North Korea to create 'terror' with Juche Bird launch after coronavirus delay

North Korea will aim to create “psychological terror” by launching the so-called “Juche Bird” missile after the coronavirus seemingly slowed the weapon’s development, an expert claims.

Professor Sung-Yoon Lee, from Tufts University’s Fletcher School of Law and Diplomacy in the US, claimed that If such a test took place, Pyongyang would attach a live nuclear warhead to an intercontinental ballistic missile.

The weapon would then travel across the Pacific Ocean before exploding, marking the world’s first atmospheric nuclear test since 1980.

Professor Lee believes the pandemic may have slowed progress – but believes such a test is almost inevitable.

He told Daily Star Online: “Last December, Kim Jong-un basically threatened to do something major, to introduce a new strategic weapon and we haven’t seen one yet.



“I think they probably had it in mind to do that early in the year and then the pandemic hit everyone.”

In 2017, the hermit kingdom’s foreign minister Ri Yong-ho also warned it could test a powerful hydrogen bomb over the Pacific Ocean after US President Donald Trump threatened to “totally destroy” North Korea.

Commenting on his remarks, Prof Lee added: “When North Korea is very specific like that, as relating to what the great leader intends, it’s usually not just an empty threat.

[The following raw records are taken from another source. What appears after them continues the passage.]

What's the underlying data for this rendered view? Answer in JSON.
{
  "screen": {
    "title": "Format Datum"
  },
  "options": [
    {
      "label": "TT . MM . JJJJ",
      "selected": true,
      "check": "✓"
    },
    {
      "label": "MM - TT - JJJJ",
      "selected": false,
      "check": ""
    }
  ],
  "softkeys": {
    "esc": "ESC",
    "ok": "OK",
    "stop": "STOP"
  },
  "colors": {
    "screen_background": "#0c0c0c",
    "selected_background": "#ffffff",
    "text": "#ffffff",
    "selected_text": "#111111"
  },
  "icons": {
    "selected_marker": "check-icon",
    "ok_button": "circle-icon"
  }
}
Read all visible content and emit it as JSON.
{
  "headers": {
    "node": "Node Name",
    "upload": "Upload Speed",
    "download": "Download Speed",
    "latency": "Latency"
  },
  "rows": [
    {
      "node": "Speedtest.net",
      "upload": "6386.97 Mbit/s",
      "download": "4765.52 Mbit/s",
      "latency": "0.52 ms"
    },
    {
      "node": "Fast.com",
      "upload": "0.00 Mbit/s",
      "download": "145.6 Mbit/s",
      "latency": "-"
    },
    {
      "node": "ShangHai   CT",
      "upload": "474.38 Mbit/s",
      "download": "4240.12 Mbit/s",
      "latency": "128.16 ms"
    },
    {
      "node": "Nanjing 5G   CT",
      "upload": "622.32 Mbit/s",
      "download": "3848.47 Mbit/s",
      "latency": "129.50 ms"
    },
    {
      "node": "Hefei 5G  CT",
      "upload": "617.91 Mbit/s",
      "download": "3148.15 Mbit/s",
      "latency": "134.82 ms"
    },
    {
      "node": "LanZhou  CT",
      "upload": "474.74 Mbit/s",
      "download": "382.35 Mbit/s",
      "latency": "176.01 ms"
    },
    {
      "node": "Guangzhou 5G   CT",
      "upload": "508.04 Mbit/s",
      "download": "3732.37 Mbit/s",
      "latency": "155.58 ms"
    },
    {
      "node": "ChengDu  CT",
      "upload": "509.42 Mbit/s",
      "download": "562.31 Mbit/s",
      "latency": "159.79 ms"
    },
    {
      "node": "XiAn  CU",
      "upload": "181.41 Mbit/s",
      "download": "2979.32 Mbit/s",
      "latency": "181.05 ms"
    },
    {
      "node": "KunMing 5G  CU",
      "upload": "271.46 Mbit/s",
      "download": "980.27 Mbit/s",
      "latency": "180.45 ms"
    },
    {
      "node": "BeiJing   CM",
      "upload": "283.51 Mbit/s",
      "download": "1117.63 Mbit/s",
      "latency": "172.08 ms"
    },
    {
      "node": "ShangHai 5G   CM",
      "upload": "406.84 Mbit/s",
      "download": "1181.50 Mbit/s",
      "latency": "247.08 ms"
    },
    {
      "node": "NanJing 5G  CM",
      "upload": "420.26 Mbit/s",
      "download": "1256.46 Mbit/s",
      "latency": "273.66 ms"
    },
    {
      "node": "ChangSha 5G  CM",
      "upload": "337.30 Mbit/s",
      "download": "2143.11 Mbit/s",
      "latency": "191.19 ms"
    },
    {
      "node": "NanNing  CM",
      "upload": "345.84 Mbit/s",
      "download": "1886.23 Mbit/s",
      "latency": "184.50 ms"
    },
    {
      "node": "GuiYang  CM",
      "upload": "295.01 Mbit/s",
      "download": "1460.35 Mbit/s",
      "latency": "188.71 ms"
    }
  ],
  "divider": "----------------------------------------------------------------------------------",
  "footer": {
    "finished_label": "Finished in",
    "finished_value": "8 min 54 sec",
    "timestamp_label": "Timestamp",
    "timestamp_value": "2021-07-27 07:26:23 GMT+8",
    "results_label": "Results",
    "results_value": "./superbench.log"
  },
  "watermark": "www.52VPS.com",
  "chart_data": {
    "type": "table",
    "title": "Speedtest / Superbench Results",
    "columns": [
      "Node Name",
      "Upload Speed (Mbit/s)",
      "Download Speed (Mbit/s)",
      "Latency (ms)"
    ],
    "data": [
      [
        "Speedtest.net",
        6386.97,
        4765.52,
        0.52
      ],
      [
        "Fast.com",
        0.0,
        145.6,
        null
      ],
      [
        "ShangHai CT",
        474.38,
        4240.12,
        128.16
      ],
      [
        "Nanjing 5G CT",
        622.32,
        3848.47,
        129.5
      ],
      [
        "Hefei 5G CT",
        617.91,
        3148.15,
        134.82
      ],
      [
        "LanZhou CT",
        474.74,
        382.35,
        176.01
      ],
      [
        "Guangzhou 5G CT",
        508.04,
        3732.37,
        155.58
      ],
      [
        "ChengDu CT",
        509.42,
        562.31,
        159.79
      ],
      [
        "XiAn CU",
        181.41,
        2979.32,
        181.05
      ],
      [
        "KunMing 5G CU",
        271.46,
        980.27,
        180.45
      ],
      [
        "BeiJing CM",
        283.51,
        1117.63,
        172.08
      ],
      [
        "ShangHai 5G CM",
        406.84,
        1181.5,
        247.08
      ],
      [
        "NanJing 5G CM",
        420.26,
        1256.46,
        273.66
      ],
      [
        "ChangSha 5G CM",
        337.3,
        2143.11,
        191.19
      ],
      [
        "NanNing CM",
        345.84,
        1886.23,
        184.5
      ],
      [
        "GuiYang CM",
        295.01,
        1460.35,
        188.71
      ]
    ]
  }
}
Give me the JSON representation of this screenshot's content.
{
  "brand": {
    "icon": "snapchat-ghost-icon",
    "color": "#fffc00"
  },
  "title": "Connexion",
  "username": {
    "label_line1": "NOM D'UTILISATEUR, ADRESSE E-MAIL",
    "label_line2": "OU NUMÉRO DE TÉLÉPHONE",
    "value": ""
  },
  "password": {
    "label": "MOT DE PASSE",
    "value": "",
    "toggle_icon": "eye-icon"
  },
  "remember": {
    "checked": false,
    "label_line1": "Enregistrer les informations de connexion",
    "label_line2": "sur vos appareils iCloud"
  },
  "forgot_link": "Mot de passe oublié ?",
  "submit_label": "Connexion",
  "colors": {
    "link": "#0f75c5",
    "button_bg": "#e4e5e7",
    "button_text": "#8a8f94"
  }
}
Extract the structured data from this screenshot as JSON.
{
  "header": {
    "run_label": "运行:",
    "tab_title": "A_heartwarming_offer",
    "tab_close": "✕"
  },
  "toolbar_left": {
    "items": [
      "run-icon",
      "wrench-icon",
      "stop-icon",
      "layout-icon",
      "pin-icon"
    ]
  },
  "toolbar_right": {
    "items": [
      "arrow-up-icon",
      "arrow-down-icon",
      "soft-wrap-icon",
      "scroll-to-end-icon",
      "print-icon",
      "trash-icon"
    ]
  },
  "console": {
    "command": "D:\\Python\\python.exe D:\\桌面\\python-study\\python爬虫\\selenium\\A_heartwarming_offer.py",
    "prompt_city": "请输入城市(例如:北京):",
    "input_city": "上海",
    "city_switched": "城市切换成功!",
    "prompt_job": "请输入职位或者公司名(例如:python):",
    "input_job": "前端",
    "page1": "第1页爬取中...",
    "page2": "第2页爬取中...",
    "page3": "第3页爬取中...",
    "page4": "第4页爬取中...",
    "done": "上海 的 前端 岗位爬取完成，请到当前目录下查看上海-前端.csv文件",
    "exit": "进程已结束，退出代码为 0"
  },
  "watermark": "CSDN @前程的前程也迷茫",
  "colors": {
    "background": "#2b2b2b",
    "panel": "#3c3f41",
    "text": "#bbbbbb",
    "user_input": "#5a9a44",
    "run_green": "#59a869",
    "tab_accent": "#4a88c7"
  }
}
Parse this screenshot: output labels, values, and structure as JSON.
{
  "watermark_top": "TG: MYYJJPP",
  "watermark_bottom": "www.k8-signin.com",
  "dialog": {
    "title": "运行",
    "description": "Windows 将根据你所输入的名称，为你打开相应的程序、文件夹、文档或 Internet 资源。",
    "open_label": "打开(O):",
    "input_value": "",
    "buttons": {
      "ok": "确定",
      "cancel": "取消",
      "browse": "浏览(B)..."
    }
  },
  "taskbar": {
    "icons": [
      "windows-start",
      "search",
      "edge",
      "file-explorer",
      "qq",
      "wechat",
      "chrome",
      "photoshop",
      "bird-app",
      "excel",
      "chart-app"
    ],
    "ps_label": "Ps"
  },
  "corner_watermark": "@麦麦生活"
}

“I think North Korea has even the technical, political need to cross that threshold – to demonstrate to the world and to instil psychological terror in the world by having a mushroom cloud explode visibly in the air or in outer space.”



He continued: “I would actually be surprised if North Korea withheld, refrained from carrying out such a test over the course of the next several years.”

Last month, a US Army report warned Pyongyang has up to 60 nuclear weapons and a 5,000-tonne stockpile of chemical weapons.

The calculations were made in a report by the US Department of the Army, called North Korean tactics.

Sections warn the regime may be able to obtain 100 such weapons by the end of this year, South Korean news agency Yonhap reported.

It reads: “Estimates for North Korean nuclear weapons range from 20-60 bombs, with the capability to produce six new devices each year.”



North Korea is supposedly the third biggest possessor of chemical agents, with 2,500-5,000 tonnes and 20 different types, the research adds.

Last weekend, Chang Song-min, an ex-aide to late-South Korean president Kim Dae-jung, claimed that Kim was comatose following similar reports in April .

He also said that Kim was preparing to hand over the reins to younger sister Kim Yo-jong, 33.

However, pictures later emerged of the tyrant chairing a coronavirus meeting and visiting cornfields damaged by a typhoon.